Knowledge Hub Presents - February 18, 2025
Cross-Sectoral Solutions - Part 2
The intersecting experience of Gender-Based Violence (GBV) and Brain Injury (BI) is lacking research, public and survivor awareness, comprehensive policies, and supportive programming and resources, despite the commonality and complexity of this intersecting experience. WomenatthecentrE, alongside pan-Canada project partners, identified this gap in research, care and policy. Cross Sectoral Solutions, with funding from the Public Health Agency of Canada has adapted, piloted and evaluated an evidence-based, trauma-informed, interdisciplinary, and survivor led pilot program for GBV survivors with suspected BI. This presentation will showcase both the project, and highlight tools and resources that were developed as a survivor-led cross-disciplinary team, mobilizing our experiential and practice-based knowledge.
Learning objectives:
- Understand the purpose and outcome of Cross Sectoral Solutions Initiative
- Understand the development, purpose, and application of the Supporting Gender-Based Violence and Brain Injury Survivors Toolkit
- Understand the development, purpose, and application of the Responding to Disclosures of Violence Toolkit
Presenters
Kelsy Dundas is an abolitionist feminist working towards collective liberation and transformative survival for sustainable and abundant todays and tomorrows. She has a Bachelor of Arts and a Bachelor of Social Work from Dalhousie University and a Master of Social Work from York University. She is currently working towards her Project Management Certificate with the University of Toronto. She is a Program Manager at WomenatthecentrE, leading Cross Sectoral Solutions, an initiative to strengthen community capacity to address the ‘parallel pandemic’ of gender-based violence (GBV)-related brain injury (BI) through a survivor-led support program, capacity building and knowledge mobilization. Beyond this role, she has many years of leadership experience in various social justice spaces, focused on building community food security, delivering accessible programming, generating and editing socio-political social media content, and supporting community-driven and equitable development processes.

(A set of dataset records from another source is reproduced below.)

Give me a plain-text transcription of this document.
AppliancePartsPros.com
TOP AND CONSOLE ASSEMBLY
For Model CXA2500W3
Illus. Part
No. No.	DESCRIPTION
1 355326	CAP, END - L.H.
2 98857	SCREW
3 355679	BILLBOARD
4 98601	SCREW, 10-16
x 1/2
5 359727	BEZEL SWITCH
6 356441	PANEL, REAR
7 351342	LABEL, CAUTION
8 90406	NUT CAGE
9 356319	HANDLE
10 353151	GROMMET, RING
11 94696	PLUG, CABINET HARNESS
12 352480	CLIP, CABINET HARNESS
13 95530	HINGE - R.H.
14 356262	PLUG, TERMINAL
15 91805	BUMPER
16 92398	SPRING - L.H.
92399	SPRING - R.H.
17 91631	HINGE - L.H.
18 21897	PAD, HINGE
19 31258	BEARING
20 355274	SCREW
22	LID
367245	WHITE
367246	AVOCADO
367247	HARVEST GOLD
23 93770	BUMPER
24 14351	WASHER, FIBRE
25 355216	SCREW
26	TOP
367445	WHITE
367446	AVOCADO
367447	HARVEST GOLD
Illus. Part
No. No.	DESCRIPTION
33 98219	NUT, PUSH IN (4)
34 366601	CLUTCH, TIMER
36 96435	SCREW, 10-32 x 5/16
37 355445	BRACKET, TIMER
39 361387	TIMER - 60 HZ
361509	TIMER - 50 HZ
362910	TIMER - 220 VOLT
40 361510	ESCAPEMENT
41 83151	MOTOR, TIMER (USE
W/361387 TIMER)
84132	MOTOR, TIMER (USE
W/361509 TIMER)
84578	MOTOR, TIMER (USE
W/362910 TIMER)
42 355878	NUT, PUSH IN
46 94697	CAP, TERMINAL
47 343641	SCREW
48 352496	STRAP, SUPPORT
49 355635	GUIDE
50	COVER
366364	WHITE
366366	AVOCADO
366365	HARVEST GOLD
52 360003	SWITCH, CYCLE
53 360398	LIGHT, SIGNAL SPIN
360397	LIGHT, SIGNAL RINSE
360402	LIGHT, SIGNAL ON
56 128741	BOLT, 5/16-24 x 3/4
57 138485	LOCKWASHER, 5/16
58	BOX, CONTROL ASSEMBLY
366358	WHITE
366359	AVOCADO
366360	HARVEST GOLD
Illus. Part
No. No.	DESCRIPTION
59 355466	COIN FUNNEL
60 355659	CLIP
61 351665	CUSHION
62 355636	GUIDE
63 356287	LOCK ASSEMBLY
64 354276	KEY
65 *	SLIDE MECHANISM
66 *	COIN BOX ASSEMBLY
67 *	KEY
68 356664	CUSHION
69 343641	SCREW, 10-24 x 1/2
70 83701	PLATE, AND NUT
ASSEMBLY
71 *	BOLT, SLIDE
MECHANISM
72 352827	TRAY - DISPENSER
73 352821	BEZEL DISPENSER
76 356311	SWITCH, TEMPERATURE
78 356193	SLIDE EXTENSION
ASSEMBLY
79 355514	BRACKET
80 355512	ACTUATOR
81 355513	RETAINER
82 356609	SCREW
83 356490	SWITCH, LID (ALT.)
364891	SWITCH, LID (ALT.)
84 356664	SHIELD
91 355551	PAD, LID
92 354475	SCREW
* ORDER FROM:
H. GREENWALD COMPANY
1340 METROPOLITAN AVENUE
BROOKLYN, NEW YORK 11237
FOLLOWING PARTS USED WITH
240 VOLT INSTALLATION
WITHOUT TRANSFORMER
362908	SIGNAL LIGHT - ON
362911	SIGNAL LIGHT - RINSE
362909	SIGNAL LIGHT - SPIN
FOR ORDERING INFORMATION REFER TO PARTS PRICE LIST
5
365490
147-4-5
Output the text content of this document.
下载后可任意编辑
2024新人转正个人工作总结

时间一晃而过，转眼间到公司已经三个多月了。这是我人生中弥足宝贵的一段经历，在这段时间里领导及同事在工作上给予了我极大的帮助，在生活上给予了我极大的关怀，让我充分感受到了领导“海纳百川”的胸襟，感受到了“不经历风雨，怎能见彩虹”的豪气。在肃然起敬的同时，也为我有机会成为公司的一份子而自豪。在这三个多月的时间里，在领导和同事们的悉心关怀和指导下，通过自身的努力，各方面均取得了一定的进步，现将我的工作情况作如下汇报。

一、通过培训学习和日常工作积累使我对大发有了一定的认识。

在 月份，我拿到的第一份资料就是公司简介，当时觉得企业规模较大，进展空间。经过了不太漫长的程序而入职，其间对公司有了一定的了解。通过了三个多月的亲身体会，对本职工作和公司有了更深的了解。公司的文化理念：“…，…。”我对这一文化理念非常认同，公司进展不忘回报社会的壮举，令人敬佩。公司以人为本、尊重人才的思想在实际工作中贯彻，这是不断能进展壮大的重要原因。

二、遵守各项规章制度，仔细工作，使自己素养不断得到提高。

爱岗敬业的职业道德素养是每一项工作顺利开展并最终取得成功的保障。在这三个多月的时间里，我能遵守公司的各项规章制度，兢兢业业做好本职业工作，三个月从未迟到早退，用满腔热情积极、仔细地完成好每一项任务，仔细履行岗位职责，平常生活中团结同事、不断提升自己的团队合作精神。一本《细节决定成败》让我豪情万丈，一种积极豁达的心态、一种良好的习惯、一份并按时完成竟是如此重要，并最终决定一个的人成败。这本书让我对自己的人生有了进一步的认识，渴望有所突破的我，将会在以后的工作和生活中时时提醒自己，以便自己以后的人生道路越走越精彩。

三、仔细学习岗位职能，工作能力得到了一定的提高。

Nikki Plant. As a survivor living with a brain injury, Nikki’s commitment to exploring the intersection of TBI and GBV resonates deeply. She advocates for tailored support, awareness, and transformative change within this often-overlooked intersection through this project. Nikki believes that authentic change arises when survivors’ voices are at the centre of every endeavour, a principle that also echoes in her work on the SurvivorsatthecentrE Guidebook, where she champions the importance of fostering survivor-centred approaches within GBV organizations. Nikki believes the journey to lasting change begins with survivors at the forefront, shaping the inception and development of every program and policy.
She has completed her SSW at Sheridan College and is currently pursuing her Bachelor of Social Work at McMaster University.
Rifaa is an advocate, counselor and community researcher with extensive experience addressing gender-based violence. Her work focuses on improving outcomes for non-status, refugee and immigrant (NSRI) survivors. She served as a Peer Navigator in the Cross-Sectoral Solutions TBI-GBV Project.